Para pejuang-pejuang itu kemudian ditangkap dan ditawan oleh tentara Belanda. Mereka yang ditangkap akan diikat dan digiring menuju ke sebuah jembatan yang berada ditengah-tengah kota, termasuk Buyuang dan Bapaknya. Mereka akan dijejer berbaring di atas jembatan tersebut. Di jembatan inilah para pejuang yang akan dihabisi. Semua orang desa pun berdatangan setelah mendengar penangkapan tersebut, termasuk para ibu-ibu untuk melihat suami serta anaknya.
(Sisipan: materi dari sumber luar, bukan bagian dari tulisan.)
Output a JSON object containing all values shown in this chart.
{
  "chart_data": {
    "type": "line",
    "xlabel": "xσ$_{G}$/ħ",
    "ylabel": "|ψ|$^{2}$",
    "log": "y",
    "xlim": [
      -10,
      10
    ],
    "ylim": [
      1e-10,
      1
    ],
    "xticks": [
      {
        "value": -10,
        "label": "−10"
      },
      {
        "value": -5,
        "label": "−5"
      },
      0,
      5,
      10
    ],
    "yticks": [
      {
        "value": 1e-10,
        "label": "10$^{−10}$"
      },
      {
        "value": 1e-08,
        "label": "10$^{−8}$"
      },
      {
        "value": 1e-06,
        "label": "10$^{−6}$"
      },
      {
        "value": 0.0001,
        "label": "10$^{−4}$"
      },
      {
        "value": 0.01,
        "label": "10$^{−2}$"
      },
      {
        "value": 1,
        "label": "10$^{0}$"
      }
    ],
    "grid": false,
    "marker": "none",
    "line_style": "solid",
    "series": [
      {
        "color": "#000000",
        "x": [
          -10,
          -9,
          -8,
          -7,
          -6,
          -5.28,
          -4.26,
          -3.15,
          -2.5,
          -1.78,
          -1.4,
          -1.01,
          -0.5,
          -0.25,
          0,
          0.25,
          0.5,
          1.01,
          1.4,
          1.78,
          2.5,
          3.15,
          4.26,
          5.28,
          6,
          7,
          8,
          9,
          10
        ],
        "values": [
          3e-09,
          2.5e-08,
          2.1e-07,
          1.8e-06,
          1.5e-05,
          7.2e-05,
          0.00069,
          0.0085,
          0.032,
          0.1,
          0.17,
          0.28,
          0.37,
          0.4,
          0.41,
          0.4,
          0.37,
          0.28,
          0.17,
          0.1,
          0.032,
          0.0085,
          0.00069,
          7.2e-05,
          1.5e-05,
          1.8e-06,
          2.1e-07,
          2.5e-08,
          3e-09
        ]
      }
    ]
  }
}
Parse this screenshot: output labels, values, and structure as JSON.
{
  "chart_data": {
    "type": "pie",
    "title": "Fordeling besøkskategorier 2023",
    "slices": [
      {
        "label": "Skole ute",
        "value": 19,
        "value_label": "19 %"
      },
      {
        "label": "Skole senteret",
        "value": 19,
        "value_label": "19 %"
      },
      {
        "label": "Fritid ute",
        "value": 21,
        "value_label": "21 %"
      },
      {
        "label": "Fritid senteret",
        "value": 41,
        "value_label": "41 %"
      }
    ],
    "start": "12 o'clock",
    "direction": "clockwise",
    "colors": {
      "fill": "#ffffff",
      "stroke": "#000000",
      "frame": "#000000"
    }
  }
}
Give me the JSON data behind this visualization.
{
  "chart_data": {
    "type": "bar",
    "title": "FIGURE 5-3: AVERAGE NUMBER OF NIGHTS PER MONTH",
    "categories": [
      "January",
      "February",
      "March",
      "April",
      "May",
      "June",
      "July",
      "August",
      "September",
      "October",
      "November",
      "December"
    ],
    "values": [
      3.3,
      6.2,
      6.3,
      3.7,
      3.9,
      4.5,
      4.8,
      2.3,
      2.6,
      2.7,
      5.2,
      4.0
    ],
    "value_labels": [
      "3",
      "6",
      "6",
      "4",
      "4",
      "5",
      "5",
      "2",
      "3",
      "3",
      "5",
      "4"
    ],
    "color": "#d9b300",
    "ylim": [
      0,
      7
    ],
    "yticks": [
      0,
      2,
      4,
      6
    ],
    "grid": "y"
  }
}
Mereka tidak dapat berbuat apa-apa selain menangis dan berdoa. Lalu satu per satu dari mereka pun ditembak dan mereka akan berjatuhan ke Batang Sungai agam yang mengalir. Semua orang yang menyaksikan pun hanya bisa mengikhlaskan kepergian mereka dan mengirimkan doa untuk para pejuang yang telah mengorbankan nyawa mereka untuk memperjuangkan bangsa.
Setelah kejadian tersebut, di dekat jembatan itu kemudian dibangun sebuah patung seorang ibu yang sedang menunjuk ke arah Batang Agam yang seolah olah mengatakan bahwa di sanalah mereka merelakan semuanya, mengorbankan semuanya, merasakan derita atas kehilangan anak, kehilangan suami, dan semua yang hanyut bersama aliran Batang Agam. Oleh karena itu, jembatan tersebut diberi nama Jembatan Ratapan Ibu. Ditandai sebagai lambang sebuah perjuangan dan sebuah perlawanan yang tidak hanya dilakukan oleh para pejuang laki-laki, akan tetapi juga ada peran ibu-ibu yang berjuang melepas anak dan suaminya pergi. Perjuangan mereka diabadikan melalui patung tersebut.
Jembatan Ratapan Ibu ini menjadi suatu hal yang sangat bersejarah karena mengisahkan tentang seorang ibu yang menunggu anaknya pulang dari berjuang pada zaman penjajahan Belanda. Selain itu pada cerita Jembatan Ratapan Ibu ini kita tidak hanya mengenal dan mengetahuinya dari cerita saja tetapi kita juga bisa melihat buktinya dari patung Seorang Ibu tersebut yang terletak di Ibuh, Jl. Jendral A Yani No.78, Daya Bangun, Kec. Payakumbuh Barat, Kota Payakumbuh, Sumatera Barat, yang masih bisa kita lihat hingga sekarang.